A Comparative Analysis of Metaheuristic Approaches for Multidimensional Two-Way Number Partitioning Problem

In this study, a novel usage of four metaheuristic approaches Genetic algorithm (GA), Simulated annealing (SA), migrating bird optimization algorithm (MBO) and clonal selection algorithm (CSA) are applied to multidimensional two-way number partitioning problem (MDTWNPP). MDTWNPP is a classical combinatorial NP-hard optimization problem where a set of vectors have more than one coordinate is partitioned into two subsets. The main objective function of MDTWNPP is to minimize the maximum absolute difference between the sums per coordinate of elements. In order to solve this problem, GA is applied with greedy crossover and mutation operators. SA is improved with dual local search mechanism.
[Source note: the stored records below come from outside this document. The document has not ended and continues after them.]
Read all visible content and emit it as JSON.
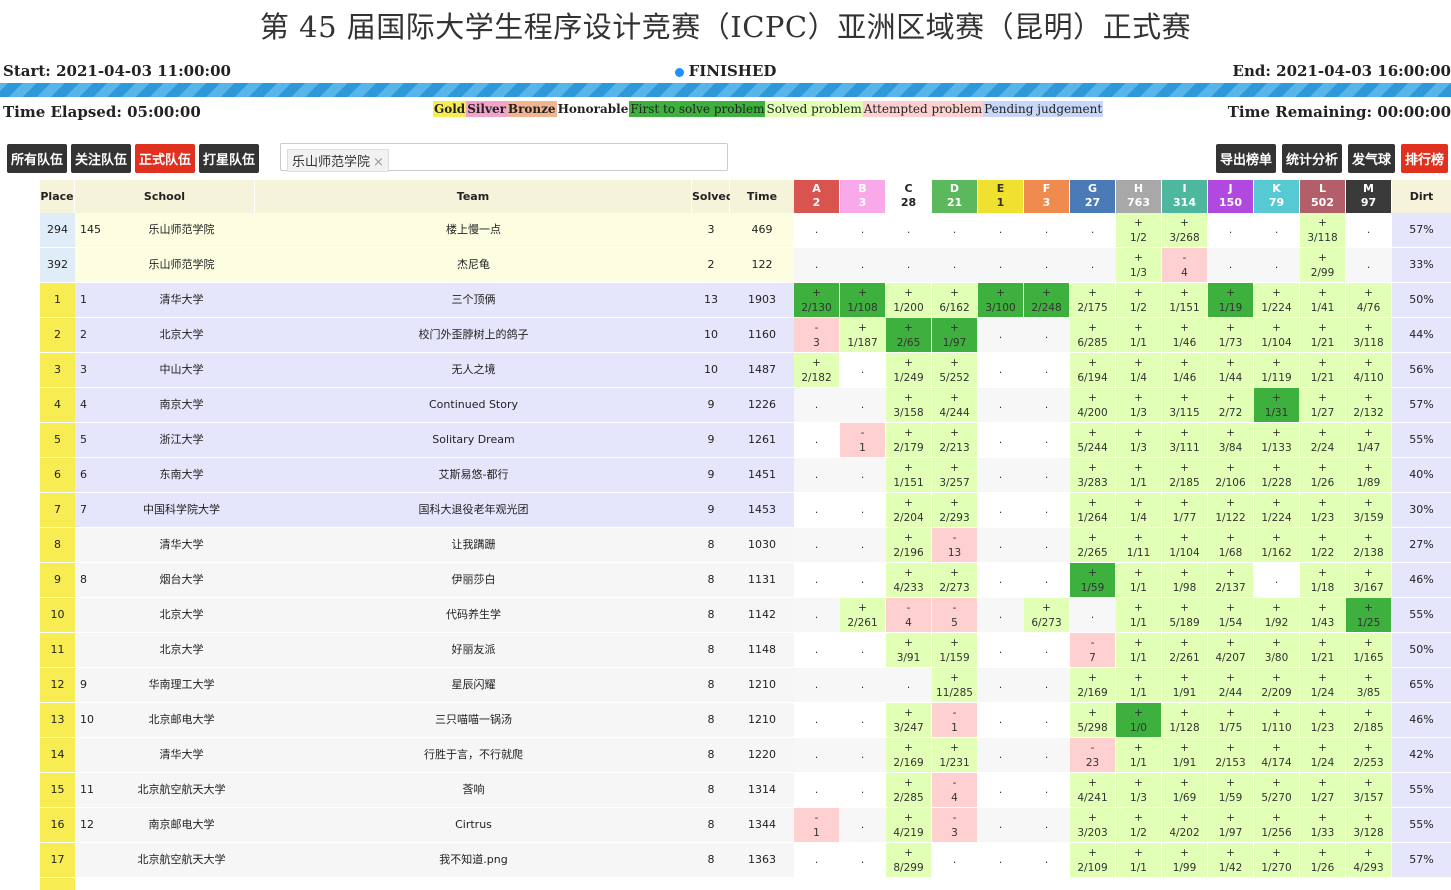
{
  "title": "第 45 届国际大学生程序设计竞赛（ICPC）亚洲区域赛（昆明）正式赛",
  "status": {
    "start": "Start: 2021-04-03 11:00:00",
    "end": "End: 2021-04-03 16:00:00",
    "state": "FINISHED",
    "elapsed": "Time Elapsed: 05:00:00",
    "remaining": "Time Remaining: 00:00:00"
  },
  "legend": [
    {
      "label": "Gold",
      "bg": "#f7ed53"
    },
    {
      "label": "Silver",
      "bg": "#f3a3c9"
    },
    {
      "label": "Bronze",
      "bg": "#f1b592"
    },
    {
      "label": "Honorable",
      "bg": "#ffffff"
    },
    {
      "label": "First to solve problem",
      "bg": "#3db03d"
    },
    {
      "label": "Solved problem",
      "bg": "#e1ffb5"
    },
    {
      "label": "Attempted problem",
      "bg": "#ffd0d0"
    },
    {
      "label": "Pending judgement",
      "bg": "#c8d6fa"
    }
  ],
  "buttons_left": [
    {
      "label": "所有队伍",
      "style": "dark"
    },
    {
      "label": "关注队伍",
      "style": "dark"
    },
    {
      "label": "正式队伍",
      "style": "red"
    },
    {
      "label": "打星队伍",
      "style": "dark"
    }
  ],
  "filter_chip": "乐山师范学院",
  "buttons_right": [
    {
      "label": "导出榜单",
      "style": "dark"
    },
    {
      "label": "统计分析",
      "style": "dark"
    },
    {
      "label": "发气球",
      "style": "dark"
    },
    {
      "label": "排行榜",
      "style": "red"
    }
  ],
  "columns": {
    "place": "Place",
    "school": "School",
    "team": "Team",
    "solved": "Solved",
    "time": "Time",
    "dirt": "Dirt"
  },
  "problems": [
    {
      "id": "A",
      "count": "2",
      "color": "#d9534f"
    },
    {
      "id": "B",
      "count": "3",
      "color": "#f9a8ea"
    },
    {
      "id": "C",
      "count": "28",
      "color": "#ffffff"
    },
    {
      "id": "D",
      "count": "21",
      "color": "#5cb85c"
    },
    {
      "id": "E",
      "count": "1",
      "color": "#f0e130"
    },
    {
      "id": "F",
      "count": "3",
      "color": "#ef8b4e"
    },
    {
      "id": "G",
      "count": "27",
      "color": "#4a7bb7"
    },
    {
      "id": "H",
      "count": "763",
      "color": "#a8a8a8"
    },
    {
      "id": "I",
      "count": "314",
      "color": "#4db89e"
    },
    {
      "id": "J",
      "count": "150",
      "color": "#b148e0"
    },
    {
      "id": "K",
      "count": "79",
      "color": "#56c9d2"
    },
    {
      "id": "L",
      "count": "502",
      "color": "#b25f6a"
    },
    {
      "id": "M",
      "count": "97",
      "color": "#3a3a3a"
    }
  ],
  "rows": [
    {
      "place": "294",
      "rank": "145",
      "school": "乐山师范学院",
      "team": "楼上慢一点",
      "solved": "3",
      "time": "469",
      "dirt": "57%",
      "type": "follow",
      "cells": [
        ".",
        ".",
        ".",
        ".",
        ".",
        ".",
        ".",
        "+|1/2",
        "+|3/268",
        ".",
        ".",
        "+|3/118",
        "."
      ]
    },
    {
      "place": "392",
      "rank": "",
      "school": "乐山师范学院",
      "team": "杰尼龟",
      "solved": "2",
      "time": "122",
      "dirt": "33%",
      "type": "follow",
      "cells": [
        ".",
        ".",
        ".",
        ".",
        ".",
        ".",
        ".",
        "+|1/3",
        "-|4",
        ".",
        ".",
        "+|2/99",
        "."
      ]
    },
    {
      "place": "1",
      "rank": "1",
      "school": "清华大学",
      "team": "三个顶俩",
      "solved": "13",
      "time": "1903",
      "dirt": "50%",
      "type": "gold",
      "cells": [
        "F|2/130",
        "F|1/108",
        "+|1/200",
        "+|6/162",
        "F|3/100",
        "F|2/248",
        "+|2/175",
        "+|1/2",
        "+|1/151",
        "F|1/19",
        "+|1/224",
        "+|1/41",
        "+|4/76"
      ]
    },
    {
      "place": "2",
      "rank": "2",
      "school": "北京大学",
      "team": "校门外歪脖树上的鸽子",
      "solved": "10",
      "time": "1160",
      "dirt": "44%",
      "type": "gold",
      "cells": [
        "-|3",
        "+|1/187",
        "F|2/65",
        "F|1/97",
        ".",
        ".",
        "+|6/285",
        "+|1/1",
        "+|1/46",
        "+|1/73",
        "+|1/104",
        "+|1/21",
        "+|3/118"
      ]
    },
    {
      "place": "3",
      "rank": "3",
      "school": "中山大学",
      "team": "无人之境",
      "solved": "10",
      "time": "1487",
      "dirt": "56%",
      "type": "gold",
      "cells": [
        "+|2/182",
        ".",
        "+|1/249",
        "+|5/252",
        ".",
        ".",
        "+|6/194",
        "+|1/4",
        "+|1/46",
        "+|1/44",
        "+|1/119",
        "+|1/21",
        "+|4/110"
      ]
    },
    {
      "place": "4",
      "rank": "4",
      "school": "南京大学",
      "team": "Continued Story",
      "solved": "9",
      "time": "1226",
      "dirt": "57%",
      "type": "gold",
      "cells": [
        ".",
        ".",
        "+|3/158",
        "+|4/244",
        ".",
        ".",
        "+|4/200",
        "+|1/3",
        "+|3/115",
        "+|2/72",
        "F|1/31",
        "+|1/27",
        "+|2/132"
      ]
    },
    {
      "place": "5",
      "rank": "5",
      "school": "浙江大学",
      "team": "Solitary Dream",
      "solved": "9",
      "time": "1261",
      "dirt": "55%",
      "type": "gold",
      "cells": [
        ".",
        "-|1",
        "+|2/179",
        "+|2/213",
        ".",
        ".",
        "+|5/244",
        "+|1/3",
        "+|3/111",
        "+|3/84",
        "+|1/133",
        "+|2/24",
        "+|1/47"
      ]
    },
    {
      "place": "6",
      "rank": "6",
      "school": "东南大学",
      "team": "艾斯易悠-都行",
      "solved": "9",
      "time": "1451",
      "dirt": "40%",
      "type": "gold",
      "cells": [
        ".",
        ".",
        "+|1/151",
        "+|3/257",
        ".",
        ".",
        "+|3/283",
        "+|1/1",
        "+|2/185",
        "+|2/106",
        "+|1/228",
        "+|1/26",
        "+|1/89"
      ]
    },
    {
      "place": "7",
      "rank": "7",
      "school": "中国科学院大学",
      "team": "国科大退役老年观光团",
      "solved": "9",
      "time": "1453",
      "dirt": "30%",
      "type": "gold",
      "cells": [
        ".",
        ".",
        "+|2/204",
        "+|2/293",
        ".",
        ".",
        "+|1/264",
        "+|1/4",
        "+|1/77",
        "+|1/122",
        "+|1/224",
        "+|1/23",
        "+|3/159"
      ]
    },
    {
      "place": "8",
      "rank": "",
      "school": "清华大学",
      "team": "让我蹒跚",
      "solved": "8",
      "time": "1030",
      "dirt": "27%",
      "type": "star",
      "cells": [
        ".",
        ".",
        "+|2/196",
        "-|13",
        ".",
        ".",
        "+|2/265",
        "+|1/11",
        "+|1/104",
        "+|1/68",
        "+|1/162",
        "+|1/22",
        "+|2/138"
      ]
    },
    {
      "place": "9",
      "rank": "8",
      "school": "烟台大学",
      "team": "伊丽莎白",
      "solved": "8",
      "time": "1131",
      "dirt": "46%",
      "type": "star",
      "cells": [
        ".",
        ".",
        "+|4/233",
        "+|2/273",
        ".",
        ".",
        "F|1/59",
        "+|1/1",
        "+|1/98",
        "+|2/137",
        ".",
        "+|1/18",
        "+|3/167"
      ]
    },
    {
      "place": "10",
      "rank": "",
      "school": "北京大学",
      "team": "代码养生学",
      "solved": "8",
      "time": "1142",
      "dirt": "55%",
      "type": "star",
      "cells": [
        ".",
        "+|2/261",
        "-|4",
        "-|5",
        ".",
        "+|6/273",
        ".",
        "+|1/1",
        "+|5/189",
        "+|1/54",
        "+|1/92",
        "+|1/43",
        "F|1/25"
      ]
    },
    {
      "place": "11",
      "rank": "",
      "school": "北京大学",
      "team": "好丽友派",
      "solved": "8",
      "time": "1148",
      "dirt": "50%",
      "type": "star",
      "cells": [
        ".",
        ".",
        "+|3/91",
        "+|1/159",
        ".",
        ".",
        "-|7",
        "+|1/1",
        "+|2/261",
        "+|4/207",
        "+|3/80",
        "+|1/21",
        "+|1/165"
      ]
    },
    {
      "place": "12",
      "rank": "9",
      "school": "华南理工大学",
      "team": "星辰闪耀",
      "solved": "8",
      "time": "1210",
      "dirt": "65%",
      "type": "star",
      "cells": [
        ".",
        ".",
        ".",
        "+|11/285",
        ".",
        ".",
        "+|2/169",
        "+|1/1",
        "+|1/91",
        "+|2/44",
        "+|2/209",
        "+|1/24",
        "+|3/85"
      ]
    },
    {
      "place": "13",
      "rank": "10",
      "school": "北京邮电大学",
      "team": "三只喵喵一锅汤",
      "solved": "8",
      "time": "1210",
      "dirt": "46%",
      "type": "star",
      "cells": [
        ".",
        ".",
        "+|3/247",
        "-|1",
        ".",
        ".",
        "+|5/298",
        "F|1/0",
        "+|1/128",
        "+|1/75",
        "+|1/110",
        "+|1/23",
        "+|2/185"
      ]
    },
    {
      "place": "14",
      "rank": "",
      "school": "清华大学",
      "team": "行胜于言，不行就爬",
      "solved": "8",
      "time": "1220",
      "dirt": "42%",
      "type": "star",
      "cells": [
        ".",
        ".",
        "+|2/169",
        "+|1/231",
        ".",
        ".",
        "-|23",
        "+|1/1",
        "+|1/91",
        "+|2/153",
        "+|4/174",
        "+|1/24",
        "+|2/253"
      ]
    },
    {
      "place": "15",
      "rank": "11",
      "school": "北京航空航天大学",
      "team": "莟响",
      "solved": "8",
      "time": "1314",
      "dirt": "55%",
      "type": "star",
      "cells": [
        ".",
        ".",
        "+|2/285",
        "-|4",
        ".",
        ".",
        "+|4/241",
        "+|1/3",
        "+|1/69",
        "+|1/59",
        "+|5/270",
        "+|1/27",
        "+|3/157"
      ]
    },
    {
      "place": "16",
      "rank": "12",
      "school": "南京邮电大学",
      "team": "Cirtrus",
      "solved": "8",
      "time": "1344",
      "dirt": "55%",
      "type": "star",
      "cells": [
        "-|1",
        ".",
        "+|4/219",
        "-|3",
        ".",
        ".",
        "+|3/203",
        "+|1/2",
        "+|4/202",
        "+|1/97",
        "+|1/256",
        "+|1/33",
        "+|3/128"
      ]
    },
    {
      "place": "17",
      "rank": "",
      "school": "北京航空航天大学",
      "team": "我不知道.png",
      "solved": "8",
      "time": "1363",
      "dirt": "57%",
      "type": "star",
      "cells": [
        ".",
        ".",
        "+|8/299",
        ".",
        ".",
        ".",
        "+|2/109",
        "+|1/1",
        "+|1/99",
        "+|1/42",
        "+|1/270",
        "+|1/26",
        "+|4/293"
      ]
    }
  ]
}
MBO is specialized as multiple flock migrating birds optimization algorithms. CSA is applied with problem specific hyper mutation process. Furthermore, all instances are solved using an integer linear programming model which was previously presented in the literature. In the experiments, four metaheuristic approaches and integer linear programming model are used to solve 126 datasets with different sizes and coordinates. As a brief result, the GA and SA approaches designed for this problem outperformed all other heuristics and the integer programming model. Both the performance of GA and SA approaches are in a competitive manner where GA and SA yielded the best solution for 56 and 65 out of 125 datasets, respectively.